# 76 Rabbit manual brakes ===> 16v Scirocco Brakes



## Conejo Negro (Apr 3, 2007)

I may have a line on a 16v scirocco with a blown engine for a good price. Im interested in what parts I need to scrounge off to fully convert my manual brakes to the 10.1 disk all around setup.

Master Cyln
Booster
Front Spindles
complete rear beam
E-Brake cables
Prop Valve

Anything missing from that list?

Id also like to find out where I can purchase rebuild kits for the calipers and master 


Thanks 
:beer:


----------



## cuppie (May 4, 2005)

Well, first read... you're going to have a helluva time taking the prop valve off of the Scirocco, as there isn't one.  

Pulling the rear beam is optional - you can simply swap the stub axles from the 'rocco onto your bunny axle. 
But, you'd need to replace the brake pipes on the bunny's beam, anyways, so.... up to you. 

I wouldn't bother trying to rebuild the master cylinder (if it's needed.) It's iron, it tends to corrode rather badly. Just get a Corrado G60 (non-ABS) MC, instead - it's aluminum (lighter, and less corrosion-prone), and they're only ~$60. Straight bolt-in replacement. 

Caliper rebuild kits can be had from pretty much anywhere - GAP, AutohausAZ, Parts4VWs should all have them. 
Word of advice on the rears: if the parking brake mechanism is corroded (read: caliper's stuck, or parking mech is inop), the caliper is done for. Need new. 
Good upgrade: MkIV rear caliper set. Again, aluminum, and with a far hardier parking brake mechanism. GAP sells the pair, with SS hoses, for $260. Not the cheapest, until you consider that new MkI rear iron calipers are ~$130 each (and, still suck).... 

I think you're also going to need the 'rocco's pedal cluster, too. IIRC, the brake booster will properly connect to the Rabbit cluster; but, there's a bit of a problem here: 
Bunny uses hydraulic brake light switches; 'rocco uses a pedal-actuated switch. IIRC, the bunny cluster has no mounting provisions for this.
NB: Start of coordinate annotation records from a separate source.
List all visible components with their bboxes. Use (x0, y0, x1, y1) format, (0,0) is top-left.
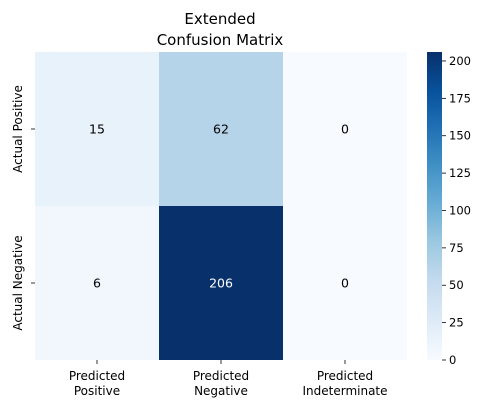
heatmap-cell (159, 52, 283, 206)
colorbar: 0 25 50 75 100 125 150 175 200 (427, 52, 471, 367)
cell-value-label: 206 (209, 276, 233, 291)
colorbar-tick-label: 125 (449, 166, 471, 180)
cell-value-label: 0 (341, 276, 349, 291)
colorbar-gradient (427, 52, 442, 360)
colorbar-tick-label: 175 (449, 91, 471, 105)
heatmap-cell (159, 206, 283, 360)
chart-title-line-1: Extended (184, 10, 255, 28)
x-tick-label: Positive (74, 384, 120, 398)
colorbar-tick-label: 25 (449, 316, 464, 330)
heatmap-grid: 15 62 0 6 206 0 (35, 52, 407, 360)
heatmap-cell (283, 52, 407, 206)
colorbar-tick-label: 150 (449, 129, 471, 143)
cell-value-label: 6 (93, 276, 101, 291)
colorbar-tick-label: 200 (449, 54, 471, 68)
colorbar-tick-label: 50 (449, 278, 464, 292)
colorbar-tick-label: 100 (449, 203, 471, 217)
x-tick-label: Predicted (69, 369, 125, 383)
x-tick-label: Indeterminate (302, 384, 387, 398)
colorbar-tick-label: 0 (449, 353, 456, 367)
y-tick-label: Actual Negative (11, 235, 25, 330)
y-axis: Actual Positive Actual Negative (11, 85, 35, 331)
x-tick-label: Negative (194, 384, 248, 398)
x-tick-label: Predicted (317, 369, 373, 383)
x-axis: PredictedPositivePredictedNegativePredic… (69, 360, 388, 398)
heatmap-cell (35, 206, 159, 360)
cell-value-label: 15 (89, 122, 105, 137)
colorbar-tick-label: 75 (449, 241, 464, 255)
heatmap-cell (283, 206, 407, 360)
chart-title-line-2: Confusion Matrix (157, 31, 284, 49)
x-tick-label: Predicted (193, 369, 249, 383)
heatmap-cell (35, 52, 159, 206)
cell-value-label: 0 (341, 122, 349, 137)
y-tick-label: Actual Positive (11, 85, 25, 173)
cell-value-label: 62 (213, 122, 229, 137)
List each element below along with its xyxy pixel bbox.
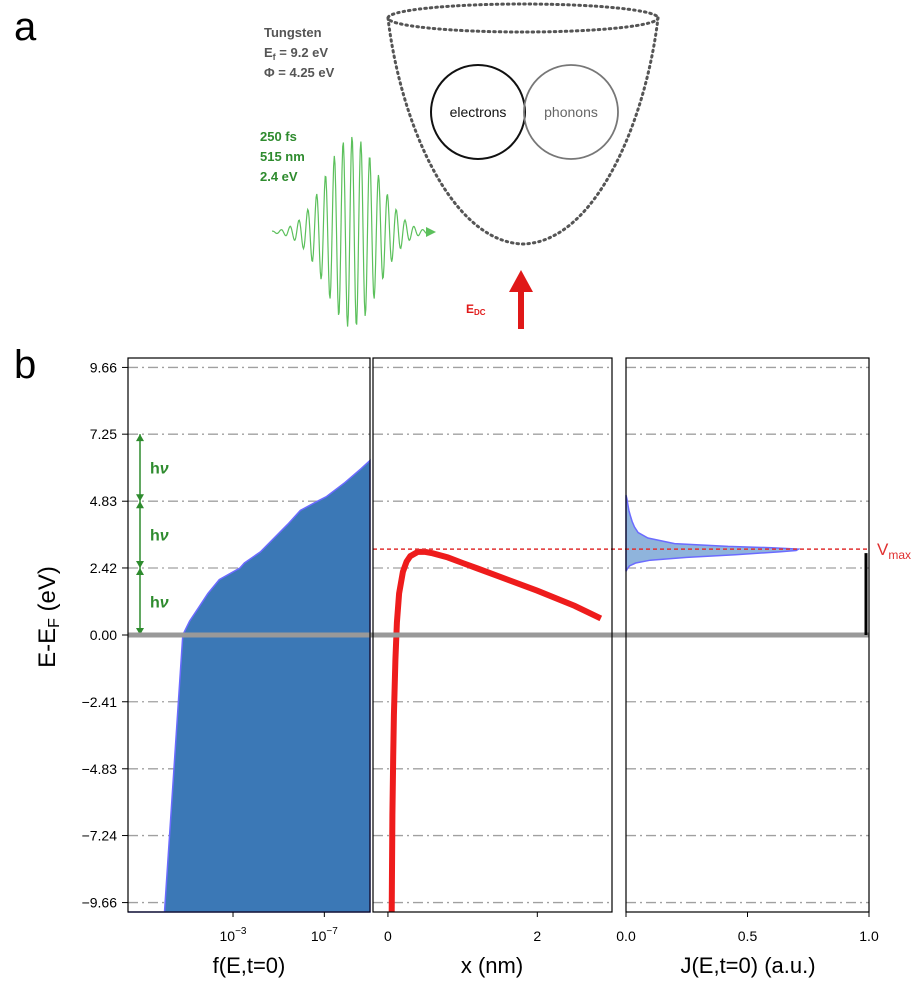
x-tick-label: 0: [384, 928, 392, 944]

So, you'll need the 'rocco part, as well as need to re-do your BLS wiring to convert to the newer switch (not hard.) 


Oh, and: 
a good part of me says this: If that 'rocco is still a good shell, shame on its owner for wanting to sell it for scrap (engines can be replaced!), and shame on you for wanting to strip it! 
The only reason to part out a 'rocco (particularly a 16v car) is "body is beyond hope" (bad crash; severe rust; structural failure.)


----------



## Conejo Negro (Apr 3, 2007)

Local fella pulled out most of the wiring and it has front end damage from what I'm told  

Thanks for the info about the replacement alum parts


----------